Result # of obs. _merge value
not matched from master 1 (_merge==1)
not matched from using 0 (_merge==2)
matched 5 (_merge==3)

Note that Stata creates a new variable (_merge) during the merge that stores the merge status of each observation, where a value of 1 means that the observation was only found in the master dataset, 2 means it was found only in the using dataset, and 3 means it was found in both and successfully merged.


A many-to-one merge occurs when the master dataset contains multiple observations of the same unit or individual (say, multiple test scores for the same student), while the using dataset has only one observation per unit or individual (say, the age of each student). Here is the syntax for a many-to-1 merge.

*Import Data with Car Sizes and Merge it to Data on Car Prices using the ID variable “Make”
webuse sforce.dta, clear

merge m:1 region using

Note that in this case that the syntax changes from merge 1:1 to merge m:1 where m stands for many.
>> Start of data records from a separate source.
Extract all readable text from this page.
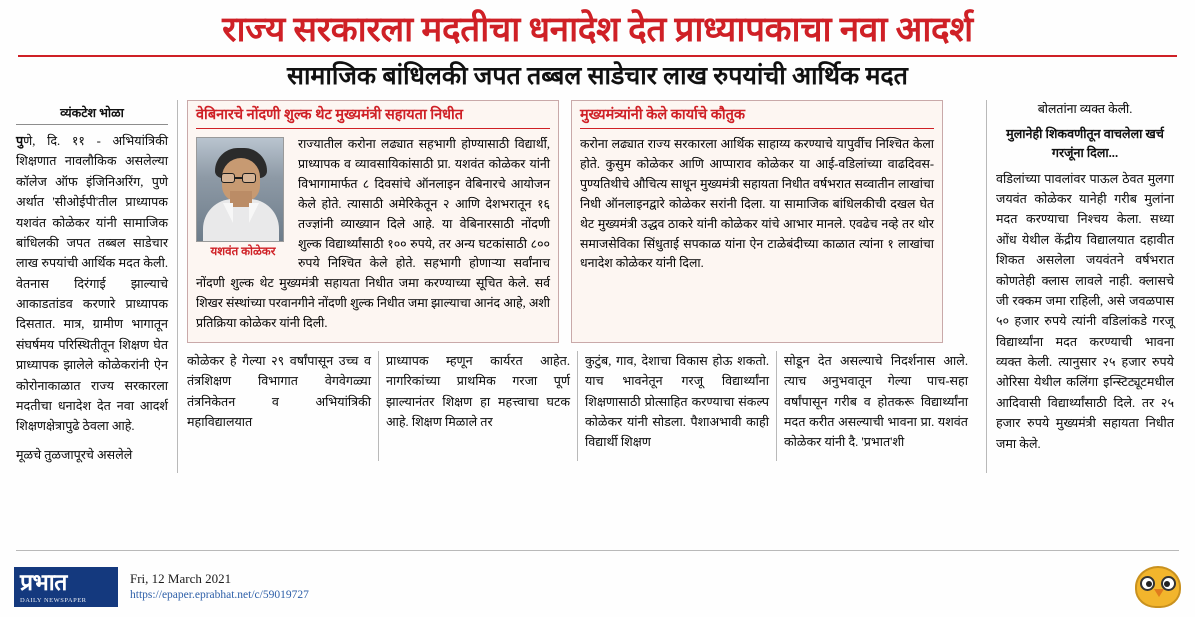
राज्य सरकारला मदतीचा धनादेश देत प्राध्यापकाचा नवा आदर्श
सामाजिक बांधिलकी जपत तब्बल साडेचार लाख रुपयांची आर्थिक मदत
व्यंकटेश भोळा

पुणे, दि. ११ - अभियांत्रिकी शिक्षणात नावलौकिक असलेल्या कॉलेज ऑफ इंजिनिअरिंग, पुणे अर्थात 'सीओईपी'तील प्राध्यापक यशवंत कोळेकर यांनी सामाजिक बांधिलकी जपत तब्बल साडेचार लाख रुपयांची आर्थिक मदत केली. वेतनास दिरंगाई झाल्याचे आकाडतांडव करणारे प्राध्यापक दिसतात. मात्र, ग्रामीण भागातून संघर्षमय परिस्थितीतून शिक्षण घेत प्राध्यापक झालेले कोळेकरांनी ऐन कोरोनाकाळात राज्य सरकारला मदतीचा धनादेश देत नवा आदर्श शिक्षणक्षेत्रापुढे ठेवला आहे.

मूळचे तुळजापूरचे असलेले

वेबिनारचे नोंदणी शुल्क थेट मुख्यमंत्री सहायता निधीत
यशवंत कोळेकर
राज्यातील करोना लढ्यात सहभागी होण्यासाठी विद्यार्थी, प्राध्यापक व व्यावसायिकांसाठी प्रा. यशवंत कोळेकर यांनी विभागामार्फत ८ दिवसांचे ऑनलाइन वेबिनारचे आयोजन केले होते. त्यासाठी अमेरिकेतून २ आणि देशभरातून १६ तज्ज्ञांनी व्याख्यान दिले आहे. या वेबिनारसाठी नोंदणी शुल्क विद्यार्थ्यांसाठी १०० रुपये, तर अन्य घटकांसाठी ८०० रुपये निश्चित केले होते. सहभागी होणाऱ्या सर्वांनाच नोंदणी शुल्क थेट मुख्यमंत्री सहायता निधीत जमा करण्याच्या सूचित केले. सर्व शिखर संस्थांच्या परवानगीने नोंदणी शुल्क निधीत जमा झाल्याचा आनंद आहे, अशी प्रतिक्रिया कोळेकर यांनी दिली.
मुख्यमंत्र्यांनी केले कार्याचे कौतुक
करोना लढ्यात राज्य सरकारला आर्थिक साहाय्य करण्याचे यापुर्वीच निश्चित केला होते. कुसुम कोळेकर आणि आप्पाराव कोळेकर या आई-वडिलांच्या वाढदिवस-पुण्यतिथीचे औचित्य साधून मुख्यमंत्री सहायता निधीत वर्षभरात सव्वातीन लाखांचा निधी ऑनलाइनद्वारे कोळेकर सरांनी दिला. या सामाजिक बांधिलकीची दखल घेत थेट मुख्यमंत्री उद्धव ठाकरे यांनी कोळेकर यांचे आभार मानले. एवढेच नव्हे तर थोर समाजसेविका सिंधुताई सपकाळ यांना ऐन टाळेबंदीच्या काळात त्यांना १ लाखांचा धनादेश कोळेकर यांनी दिला.

कोळेकर हे गेल्या २९ वर्षांपासून उच्च व तंत्रशिक्षण विभागात वेगवेगळ्या तंत्रनिकेतन व अभियांत्रिकी महाविद्यालयात

प्राध्यापक म्हणून कार्यरत आहेत. नागरिकांच्या प्राथमिक गरजा पूर्ण झाल्यानंतर शिक्षण हा महत्त्वाचा घटक आहे. शिक्षण मिळाले तर

कुटुंब, गाव, देशाचा विकास होऊ शकतो. याच भावनेतून गरजू विद्यार्थ्यांना शिक्षणासाठी प्रोत्साहित करण्याचा संकल्प कोळेकर यांनी सोडला. पैशाअभावी काही विद्यार्थी शिक्षण

सोडून देत असल्याचे निदर्शनास आले. त्याच अनुभवातून गेल्या पाच-सहा वर्षांपासून गरीब व होतकरू विद्यार्थ्यांना मदत करीत असल्याची भावना प्रा. यशवंत कोळेकर यांनी दै. 'प्रभात'शी

बोलतांना व्यक्त केली.

मुलानेही शिकवणीतून वाचलेला खर्च गरजूंना दिला...

वडिलांच्या पावलांवर पाऊल ठेवत मुलगा जयवंत कोळेकर यानेही गरीब मुलांना मदत करण्याचा निश्चय केला. सध्या ओंध येथील केंद्रीय विद्यालयात दहावीत शिकत असलेला जयवंतने वर्षभरात कोणतेही क्लास लावले नाही. क्लासचे जी रक्कम जमा राहिली, असे जवळपास ५० हजार रुपये त्यांनी वडिलांकडे गरजू विद्यार्थ्यांना मदत करण्याची भावना व्यक्त केली. त्यानुसार २५ हजार रुपये ओरिसा येथील कलिंगा इन्स्टिट्यूटमधील आदिवासी विद्यार्थ्यांसाठी दिले. तर २५ हजार रुपये मुख्यमंत्री सहायता निधीत जमा केले.

प्रभात
DAILY NEWSPAPER
Fri, 12 March 2021
https://epaper.eprabhat.net/c/59019727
In this case, the identifying variable is “region.”


A one-to-many merge is the opposite of a many to one merge, with multiple observations for the same unit or individual in the using rather than the master data. The only different in the syntax is that it becomes merge 1:m rather than merge m:1.


A many-to-many merge is intended for use when there are multiple observations for each combination of the set of merging variables in both master and using data. However, merge m:m has strange behavior that is effectively never what you want, and it is not recommended.